In Rheinland-Pfalz gibt es derzeit laut Bildungsministerium 20 G8-Gymnasien mit 12 416 Schülern. Und 131 G9-Gymnasien mit 113 190 Jungen und Mädchen. Dabei ist die Bezeichnung G9 irreführend – G8,5 würde besser passen: Die diesjährigen G9-Abiturienten haben bereits ihre Prüfungen geschrieben. Bis zum vergangenen Freitag mussten alle Abiturzeugnisse an den G9-Gymnasien im Land ausgegeben sein. Dennoch: G8-Absolventen sparen demgegenüber Zeit. Die 18-jährige Lisa Hoffmann sagt im Mainzer Frauenlob-Gymnasium, sie wolle daher vor ihrem Informatik-Studium mehrere IT-Praktika und eine Ausbildung zur Yogalehrerin machen. Und ihre Mitschülerin Angela Hahn möchte vor ihrem geplanten Studium der evangelischen Theologie ein Jahr nach Großbritannien gehen.

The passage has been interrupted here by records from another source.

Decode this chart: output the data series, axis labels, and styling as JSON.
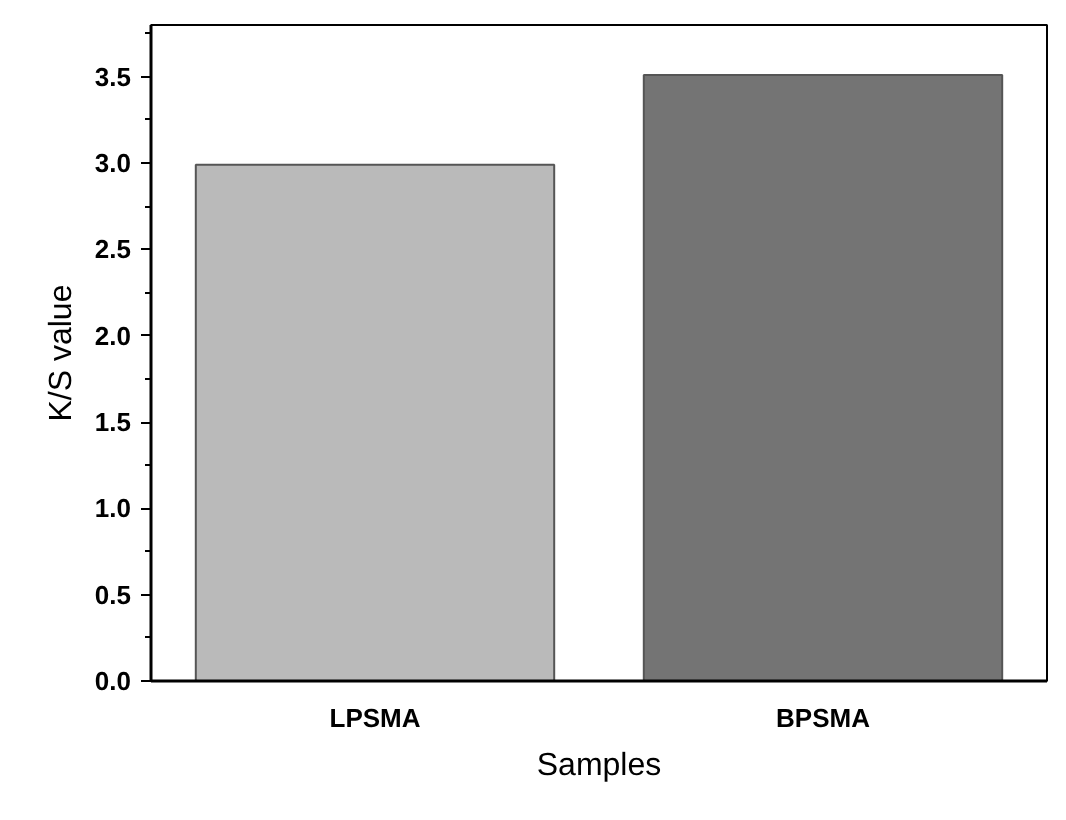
{
  "chart_data": {
    "type": "bar",
    "xlabel": "Samples",
    "ylabel": "K/S value",
    "categories": [
      "LPSMA",
      "BPSMA"
    ],
    "values": [
      2.99,
      3.51
    ],
    "colors": [
      "#bababa",
      "#747474"
    ],
    "ylim": [
      0,
      3.8
    ],
    "yticks": [
      {
        "value": 0,
        "label": "0.0"
      },
      {
        "value": 0.5,
        "label": "0.5"
      },
      {
        "value": 1,
        "label": "1.0"
      },
      {
        "value": 1.5,
        "label": "1.5"
      },
      {
        "value": 2,
        "label": "2.0"
      },
      {
        "value": 2.5,
        "label": "2.5"
      },
      {
        "value": 3,
        "label": "3.0"
      },
      {
        "value": 3.5,
        "label": "3.5"
      }
    ],
    "grid": false
  }
}
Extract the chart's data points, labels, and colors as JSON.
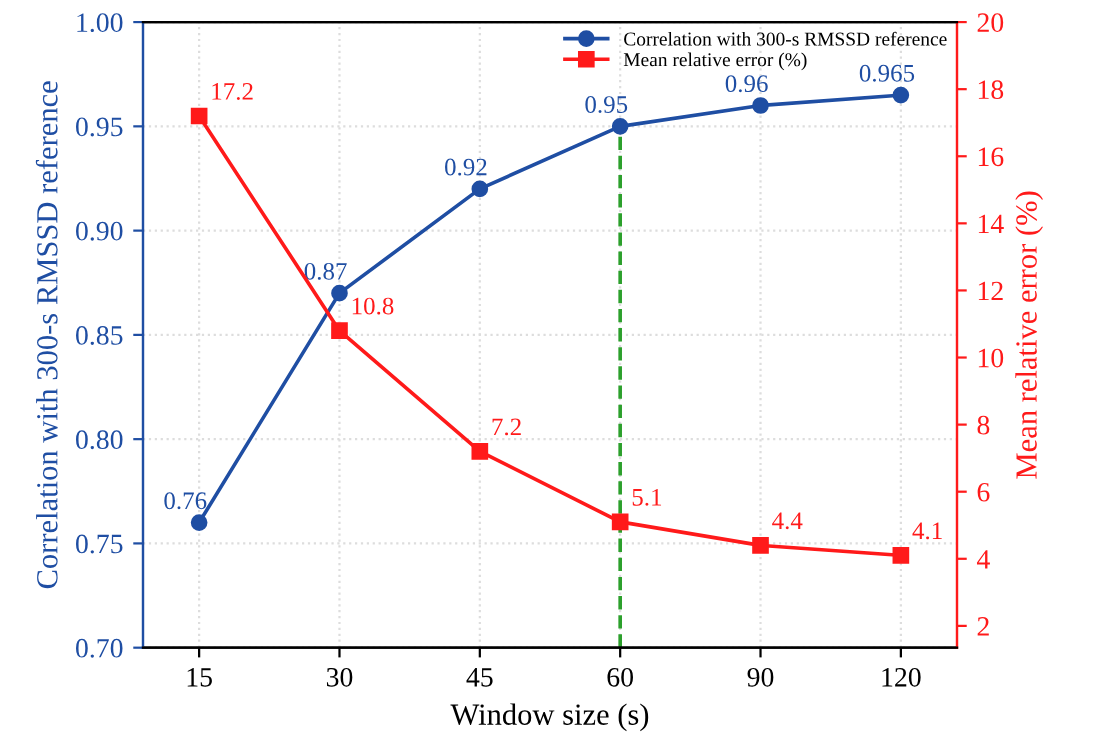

Landeselternsprecher Thorsten Ralle sagt: „Die Wahlfreiheit von G8 und G9 hat den Stress anderer Länder rausgenommen. Die rudern wieder zurück und wir haben Glück gehabt. Der rheinland-pfälzische Weg hat sich als der richtige bestätigt.“ Perfekt sei er aber auch nicht. „Der Ganztagsbetrieb könnte teils noch besser organisiert sein. Es hängt wie immer auch sehr vom Lehrer ab“, meint Ralle. „Bei G8 fällt auch Unterrichtsausfall nicht so auf, weil die Schüler den ganzen Tag da sein müssen. Da werden auch gerne mal Ehrenamtliche eingesetzt.“

Frauenlob-Schulleiter Stefan Moos sagt, beim verpflichtenden Ganztagsunterricht gebe es mehr Begegnungen, mehr Arbeitsgruppen auch ohne Lehrer bei offenen Türen: „Es ist eher eine Tür-auf-Kultur als eine Tür-zu-Kultur.“ Auch frische Luft gebe es: In der 90-minütigen Mittagspause würden den Schülern begleitete Ausflüge angeboten.

Im Kunstunterricht sagt die elfjährige Alisha: „Ich finde es hier gut, dass ich keine Hausaufgaben mehr habe, wenn ich heimkomme.“ Der gleichaltrige Jan gibt dagegen zu bedenken: „Wenn ich um viertel vor fünf zu Hause bin, habe ich nur noch drei Stunden Zeit für andere Sachen.“

In Mainz ist es für Schüler einfach, zwischen G8 und G9 zu wählen. In vielen anderen Regionen haben sie dagegen teils lange Wege, um zu einem der landesweit 20 G8-Gymnasium zu gelangen. Es gibt auch Großstädte wie etwa Koblenz ohne eine einzige derartige Schule.

Die bildungspolitische Sprecherin der CDU-Landtagsopposition, Anke Beilstein, sagt zu zehn Jahren G8 im Land: „Wer die Schulzeit verkürzen will, der muss in der verbleibenden Zeit mehr Unterricht anbieten. Das geht nur in einem Ganztagsschulrahmen. Insofern stimmt das Konzept.“ Zugleich sei deutlich geworden, „dass die weit überwiegende Mehrzahl der Schüler und Eltern keine verpflichtenden Ganztagsschulen wünschen. Daher ist G8 in Ganztagsform lediglich als weiteres freiwilliges Wahlangebot in der rheinland-pfälzischen Schullandschaft richtig.“ Eine deutliche Ausweitung dieses Konzeptes werde von Schülern und Eltern nicht gewünscht.